J’ai cru, mon ami, dans une matière aussi grave, devoir faire parler la raison seule, et vous présenter les choses exactement telles qu’elles sont. Si j’avais voulu les peindre telles que je les vois et faire parler le sentiment et l’humanité, j’aurais pris un langage fort différent. Vous savez que mon père, dans sa jeunesse eut le malheur de tuer un homme en duel ; cet homme était son ami : ils se battirent à regret, l’insensé point d’honneur les y contraignit. Le coup mortel qui priva l’un de la vie ôta pour jamais le repos à l’autre. Le triste remords n’a pu depuis ce temps sortir de son cœur, souvent dans la solitude on l’entend pleurer et gémir ; il croit sentir encore le fer poussé par sa main cruelle entrer dans le cœur de son ami ; il voit dans l’ombre de la nuit son corps pâle et sanglant ; il contemple en frémissant la plaie mortelle ; il voudrait étancher le sang qui coule ; l’effroi le saisit, il s’écrie ; ce cadavre affreux ne cesse de le poursuivre.

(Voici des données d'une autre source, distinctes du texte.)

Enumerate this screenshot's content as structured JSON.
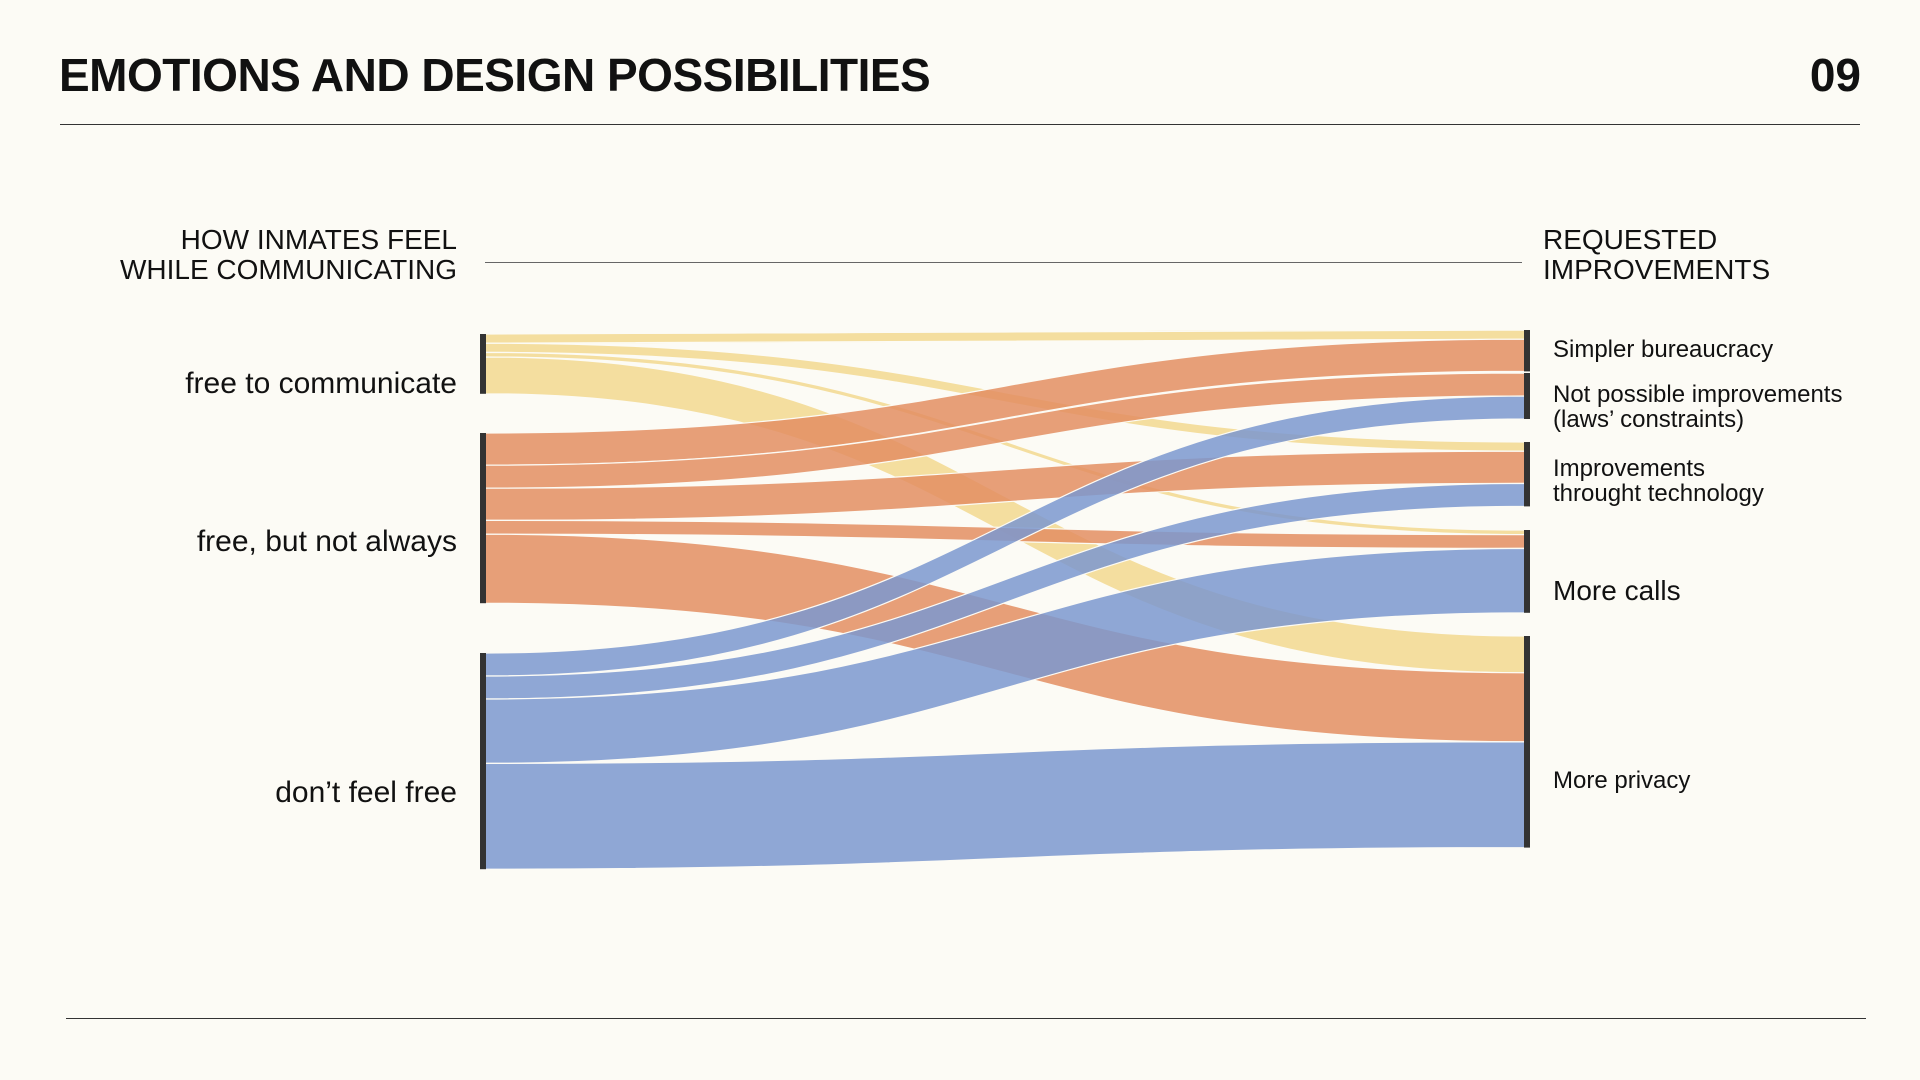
{
  "header": {
    "title": "EMOTIONS AND DESIGN POSSIBILITIES",
    "page_number": "09"
  },
  "diagram": {
    "left_heading": [
      "HOW INMATES FEEL",
      "WHILE COMMUNICATING"
    ],
    "right_heading": [
      "REQUESTED",
      "IMPROVEMENTS"
    ],
    "colors": {
      "free_to_communicate": "#f2d88f",
      "free_but_not_always": "#e38e62",
      "dont_feel_free": "#7b98cf",
      "node_bar": "#333333"
    }
  },
  "chart_data": {
    "type": "sankey",
    "sources": [
      {
        "id": "free",
        "label": "free to communicate"
      },
      {
        "id": "partial",
        "label": "free, but not always"
      },
      {
        "id": "notfree",
        "label": "don’t feel free"
      }
    ],
    "targets": [
      {
        "id": "bureau",
        "label": [
          "Simpler bureaucracy"
        ]
      },
      {
        "id": "laws",
        "label": [
          "Not possible improvements",
          "(laws’ constraints)"
        ]
      },
      {
        "id": "tech",
        "label": [
          "Improvements",
          "throught technology"
        ]
      },
      {
        "id": "calls",
        "label": [
          "More calls"
        ]
      },
      {
        "id": "privacy",
        "label": [
          "More privacy"
        ]
      }
    ],
    "links": [
      {
        "source": "free",
        "target": "bureau",
        "value": 1
      },
      {
        "source": "free",
        "target": "tech",
        "value": 1
      },
      {
        "source": "free",
        "target": "calls",
        "value": 0.5
      },
      {
        "source": "free",
        "target": "privacy",
        "value": 4
      },
      {
        "source": "partial",
        "target": "bureau",
        "value": 3.5
      },
      {
        "source": "partial",
        "target": "laws",
        "value": 2.5
      },
      {
        "source": "partial",
        "target": "tech",
        "value": 3.5
      },
      {
        "source": "partial",
        "target": "calls",
        "value": 1.5
      },
      {
        "source": "partial",
        "target": "privacy",
        "value": 7.5
      },
      {
        "source": "notfree",
        "target": "laws",
        "value": 2.5
      },
      {
        "source": "notfree",
        "target": "tech",
        "value": 2.5
      },
      {
        "source": "notfree",
        "target": "calls",
        "value": 7
      },
      {
        "source": "notfree",
        "target": "privacy",
        "value": 11.5
      }
    ]
  }
}
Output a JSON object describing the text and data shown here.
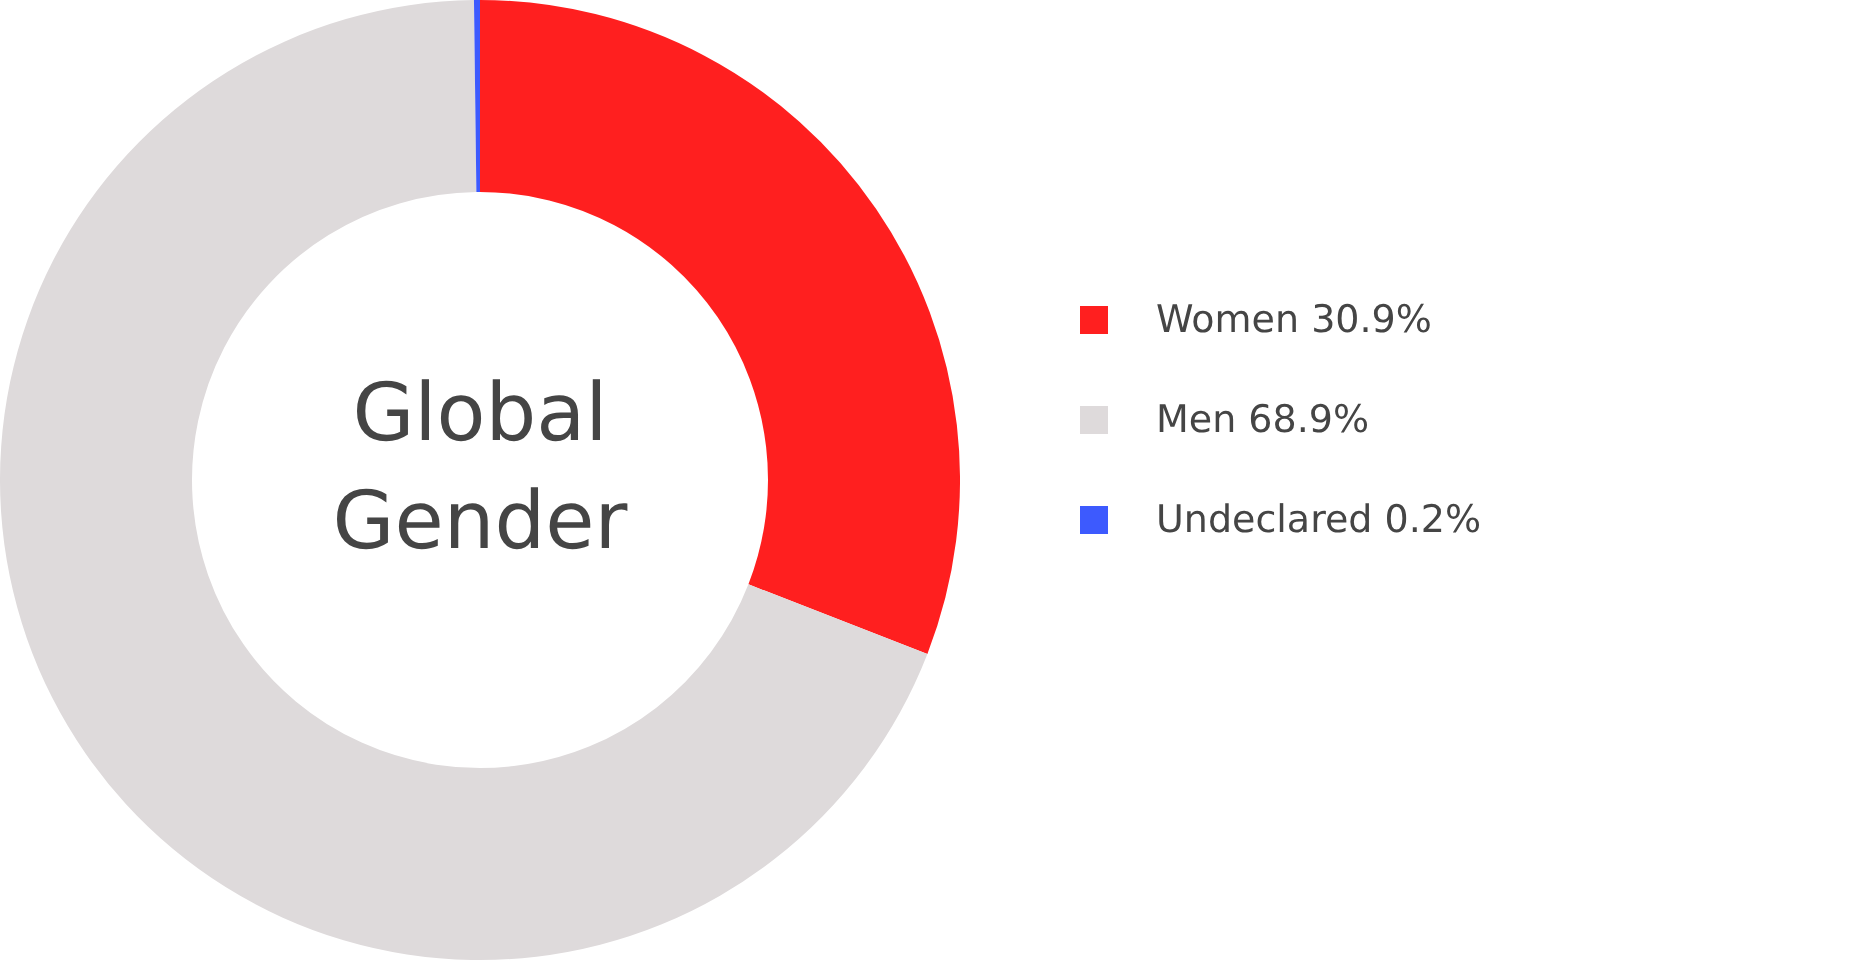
{
  "chart_data": {
    "type": "donut",
    "title": "Global Gender",
    "categories": [
      "Women 30.9%",
      "Men 68.9%",
      "Undeclared 0.2%"
    ],
    "values": [
      30.9,
      68.9,
      0.2
    ],
    "colors": [
      "#ff1f1f",
      "#dedadb",
      "#3d5afe"
    ],
    "legend": "right"
  }
}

Depuis cinq ans qu’il a perdu le cher soutien de son nom et l’espoir de sa famille, il s’en reproche la mort comme un juste châtiment du ciel, qui vengea sur son fils unique le père infortuné qu’il priva du sien.

Je vous l’avoue, tout cela, joint à mon aversion naturelle pour la cruauté, m’inspire une telle horreur des duels, que je les regarde comme le dernier degré de brutalité où les hommes puissent parvenir. Celui qui va se battre de gaieté de cœur n’est à mes yeux qu’une bête féroce qui s’efforce d’en déchirer une autre ; et, s’il reste le moindre sentiment naturel dans leur âme, je trouve celui qui périt moins à plaindre que le vainqueur. Voyez ces hommes accoutumés au sang : ils ne bravent les remords qu’en étouffant la voix de la nature ; ils deviennent par degrés cruels, insensibles ; ils se jouent de la vie des autres, et la punition d’avoir pu manquer d’humanité est de la perdre enfin tout à fait. Que sont-ils dans cet état ? Réponds, veux-tu leur devenir semblable ? Non, tu n’es point fait pour cet odieux abrutissement ; redoute le premier pas qui peut t’y conduire : ton âme est encore innocente et saine ; ne commence pas à la dépraver au péril de ta vie par un effort sans vertu, un crime sans plaisir, une pointe d’honneur sans raison.

Je ne t’ai rien dit de ta Julie ; elle gagnera sans doute à laisser parler ton cœur. Un mot, un seul mot, et je te livre à lui. Tu m’as honorée quelquefois du tendre nom d’épouse ; peut-être en ce moment dois-je porter celui de mère. Veux-tu me laisser veuve avant qu’un nœud sacré nous unisse !

P.-S. ─ J’emploie dans cette lettre une autorité à laquelle jamais homme sage n’a résisté. Si vous refusez de vous y rendre, je n’ai plus rien à vous dire ; mais pensez-y bien auparavant. Prenez huit jours de réflexion pour méditer sur cet important sujet. Ce n’est pas au nom de la raison que je vous demande ce délai, c’est au mien. Souvenez-vous que j’use en cette occasion du droit que vous m’avez donné vous-même, et qu’il s’étend au moins jusque-là.